Forget all the Nvidia Ampere gaming rumours, and ignore the Samsung 8nm speculation for a second, if you want to grab a GPU based on the next-gen graphics card architecture right now then you can have one. You just have to drop nearly $12,500 on it for the privilege. And, though it will absolutely slot into the PCIe 4.0 graphics slot on your AMD Ryzen motherboard, the chances of you getting shiny, ray traced gaming in Battlefield V or Control out of it are pretty damned slim/non-existent.

Still, if you want to get in on some next-gen compute from the big green GPU making machine, then the Nvidia A100 PCIe card is available now from Server Factory (via for the low, low price of £8,299. Excluding VAT. 

At the moment the tax level is sat at 20% in the UK, so that does make it just shy of £10,000 all told. With the current conversion rate that equates to some $12,500, though that doesn’t take into account any import duties. But if it’s available in the UK there is probably some place in the US ready and waiting to take your money for an Nvidia Ampere compute card. 
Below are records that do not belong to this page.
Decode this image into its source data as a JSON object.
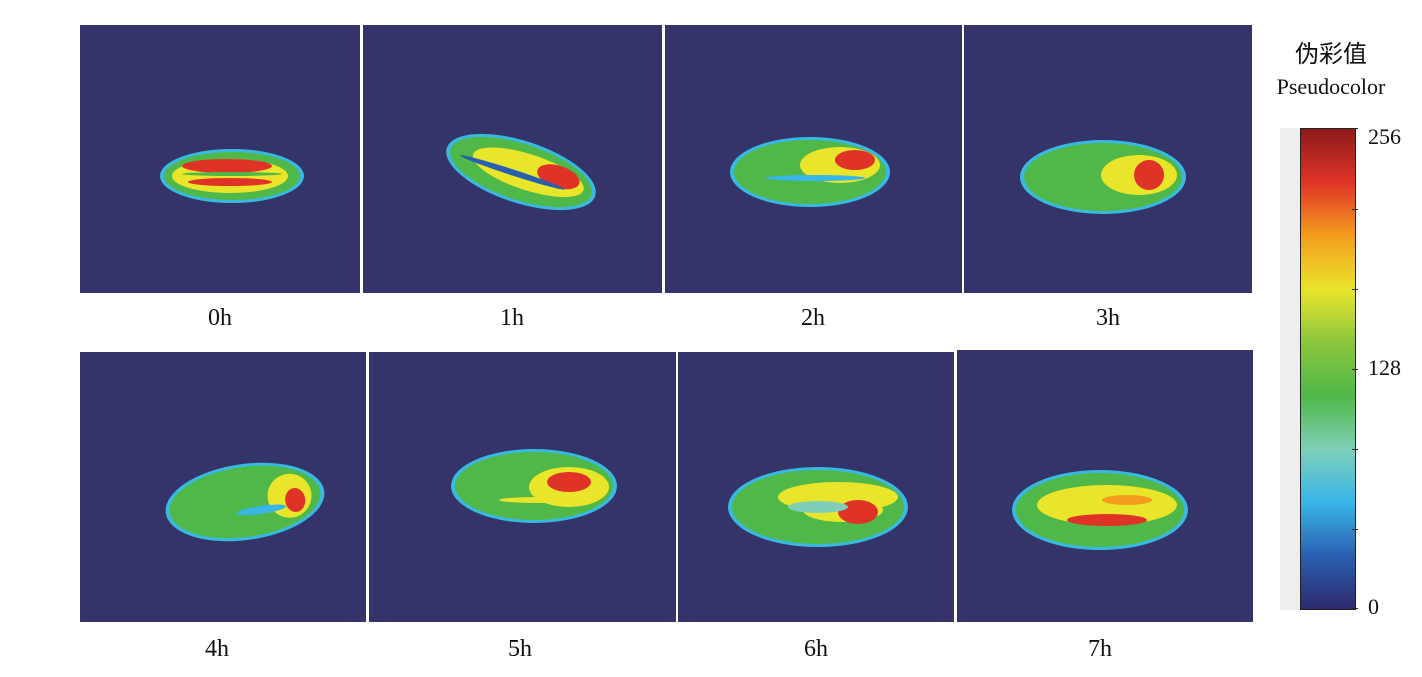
{
  "panels": [
    {
      "label": "0h"
    },
    {
      "label": "1h"
    },
    {
      "label": "2h"
    },
    {
      "label": "3h"
    },
    {
      "label": "4h"
    },
    {
      "label": "5h"
    },
    {
      "label": "6h"
    },
    {
      "label": "7h"
    }
  ],
  "colorbar": {
    "title_cn": "伪彩值",
    "title_en": "Pseudocolor",
    "max_label": "256",
    "mid_label": "128",
    "min_label": "0",
    "colors": [
      "#2f2a6e",
      "#2a5fb0",
      "#38b6e8",
      "#7fcfb8",
      "#4fb848",
      "#8cc63e",
      "#e9e52a",
      "#f39c1e",
      "#e03327",
      "#8b1a1a"
    ]
  },
  "background_color": "#34336a"
}
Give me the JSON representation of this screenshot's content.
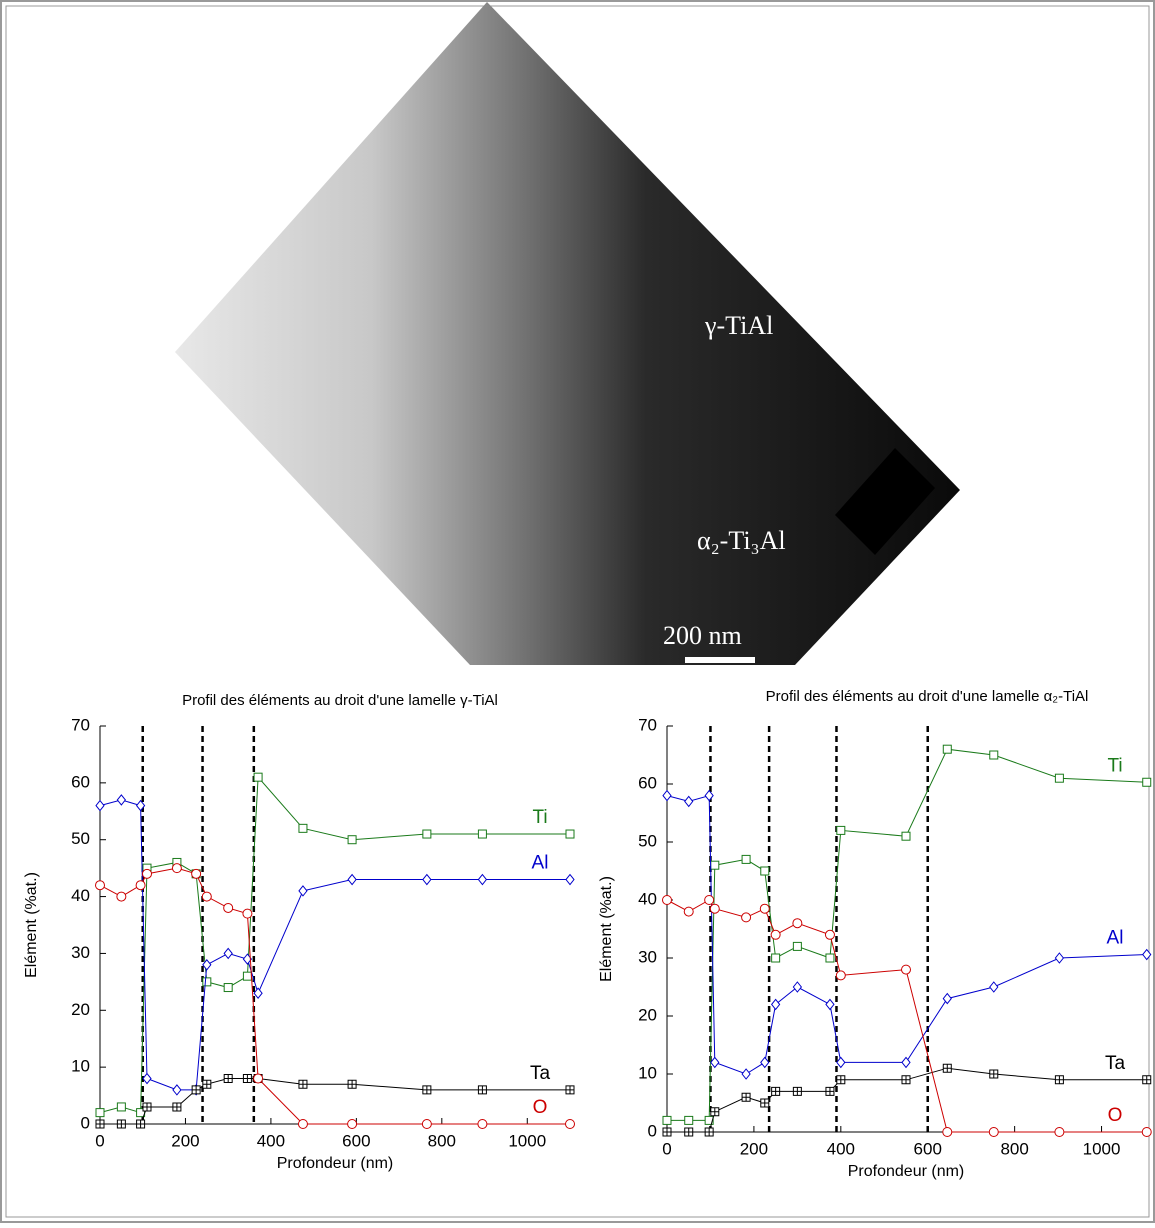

Now, admittedly, that is a lot of cash for the privilege of a card that isn’t going to make with the in-game pretties—and, for the record, we’re not for a second suggesting this is anything that any PC gamer should realistically consider—but the price difference between the Nvidia A100 PCIe and the Tesla V100 PCIe isn’t actually that great. The Volta-based card from a few years back was priced around the same sort of level, and you’re getting a whole lot more GPU for your money this time around.

There has been a lot of speculation recently about how much the new Nvidia Ampere GeForce cards might cost, especially as the green team bumped up the price scales pretty considerably with the Turing generation of consumer cards. 

But if the professional GPUs aren’t seeing prices pushed any further, despite having a whole lot more about them than their Volta brethren, then that potentially bodes well for the GeForce RTX 3000-series (if that is indeed their moniker) when they launch later this year.

The expectation is that competition will be far stiffer this year, with the red team potentially set to compete at the very highest level of graphics with the AMD Big Navi GPUs, also coming late this year. If that comes to pass then Nvidia may well need to make sure it’s being realistic about the comparative pricing of GeForce Ampere cards against Radeon RX 6000 GPUs.

And if Nvidia is using Samsung’s 8nm (10nm-ish) production lithography for its entire consumer Ampere range—as has been rumoured by a single Twitter user and almost now taken as fact by the entire industry—then it shouldn’t be seeing manufacturing costs rise significantly.

Samsung was reportedly touting its production facilities with huge discounts to try and gain ground on TSMC as the number one contract semiconductor manufacturer on the planet. That’s the foundry producing the majority of AMD products at the moment, and it is rather well-subscribed right now with Apple also keen on a whole lot of its silicon, so Jen-Hsun could well have made a deal with the Korean giant.

For now, the next-gen gaming cards from Nvidia are just so much rumour until they actually appear. Though that could be in the next few months, so we may not have long to wait to discover the reality.